Playing the Indian Card

Tuesday, September 21, 2021

The Morning After

 


The results are in for the Canadian federal election, and nothing has changed. Nobody won. There is something profound and existential in that. Canada is the land where nothing changes, and nobody wins.

I hear speculation about this or that party leader losing their job. I doubt that. 

Justin Trudeau is not going to lose his job, because he is still prime minister, and he bought that party back from the dead in 2015, after a string of unsuccessful leaders. The Liberal Party is now “Team Trudeau”; they are entirely invested in him. 

Some say Erin O’Toole should lose his job, because he got a result no better than Andrew Scheer in 2019, and Scheer lost his job. But if changing the leader did not lead to a better result, why do it again? It makes more sense to try something new—like giving the guy a second chance, and Canadians time to get to know him. Last Tory leadership contest, nobody much seemed to want the job; most of the obvious candidates declined to run. So I doubt there is a lot of pressure from possible rivals to dump him.
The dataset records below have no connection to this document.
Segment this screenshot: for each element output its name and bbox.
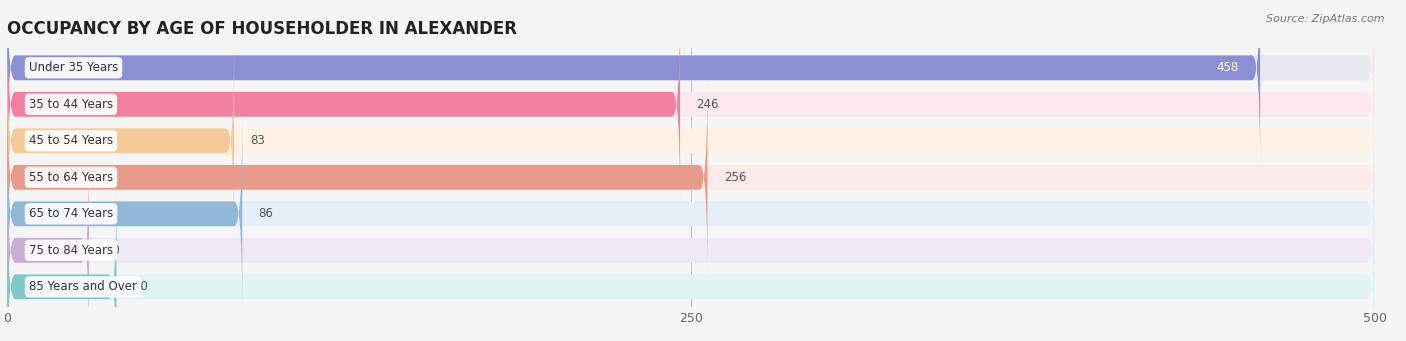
Text: 30: 30	[105, 244, 121, 257]
FancyBboxPatch shape	[7, 117, 1375, 311]
Text: 246: 246	[696, 98, 718, 111]
FancyBboxPatch shape	[7, 153, 1375, 341]
Text: 458: 458	[1216, 61, 1239, 74]
Text: 75 to 84 Years: 75 to 84 Years	[30, 244, 112, 257]
Text: Source: ZipAtlas.com: Source: ZipAtlas.com	[1267, 14, 1385, 24]
FancyBboxPatch shape	[7, 190, 1375, 341]
FancyBboxPatch shape	[7, 80, 707, 275]
Text: 256: 256	[724, 171, 747, 184]
FancyBboxPatch shape	[7, 7, 681, 202]
Text: 85 Years and Over: 85 Years and Over	[30, 280, 136, 293]
Text: 65 to 74 Years: 65 to 74 Years	[30, 207, 112, 220]
FancyBboxPatch shape	[7, 80, 1375, 275]
FancyBboxPatch shape	[7, 0, 1260, 165]
Text: 86: 86	[259, 207, 274, 220]
Text: OCCUPANCY BY AGE OF HOUSEHOLDER IN ALEXANDER: OCCUPANCY BY AGE OF HOUSEHOLDER IN ALEXA…	[7, 20, 517, 38]
Text: 45 to 54 Years: 45 to 54 Years	[30, 134, 112, 147]
Text: Under 35 Years: Under 35 Years	[30, 61, 118, 74]
FancyBboxPatch shape	[7, 44, 1375, 238]
Text: 35 to 44 Years: 35 to 44 Years	[30, 98, 112, 111]
FancyBboxPatch shape	[7, 44, 235, 238]
FancyBboxPatch shape	[7, 190, 117, 341]
Text: 83: 83	[250, 134, 266, 147]
Text: 55 to 64 Years: 55 to 64 Years	[30, 171, 112, 184]
Text: 40: 40	[134, 280, 148, 293]
FancyBboxPatch shape	[7, 7, 1375, 202]
FancyBboxPatch shape	[7, 153, 89, 341]
FancyBboxPatch shape	[7, 117, 242, 311]
FancyBboxPatch shape	[7, 0, 1375, 165]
Jagmeet Singh is not going to lose his job—the NDP is happiest when they are losing, and they tend to stick with leaders so long as they do not threaten, like Tom Mulcair, to win an election. That would be selling out.

Yves-Francois Blanchet surely does not deserve to lose his job. Like Trudeau, he pulled his party back from the brink a few years ago. It is now very much his party. And politicians with his talent are not easy to find.

Maxime Bernier is not going to lose his job, because he is better known and more popular than his party. Without him, it does not exist.

Annamie Paul will probably lose her job, but she was going to lose her job before the election was called. She has even suggested she does not want the job. 

So there is unlikely to be any political excitement as a result of this election either. The Green Party will choose a new leader, and at 3% and falling, nobody will care.

Canadian politics looks like it is in a deadlock. This has happened before. I’m an old fart; the last time I remember a mood like this was in 1963-67, when it seemed as though the Pearson Liberals and the Diefenbaker Conservatives could not get beyond exchanging minorities. That logjam was broken by the emergence from the wings of the exciting new figure of Trudeau.

But the Tories have already tried a leadership change, and the Liberals have already used up the “exciting new figure of Trudeau” gambit. This time, the one possible source of a reshuffle and new deal is Bernier and the PPC. They are offering something new. While they elected nobody, they expanded their support exponentially.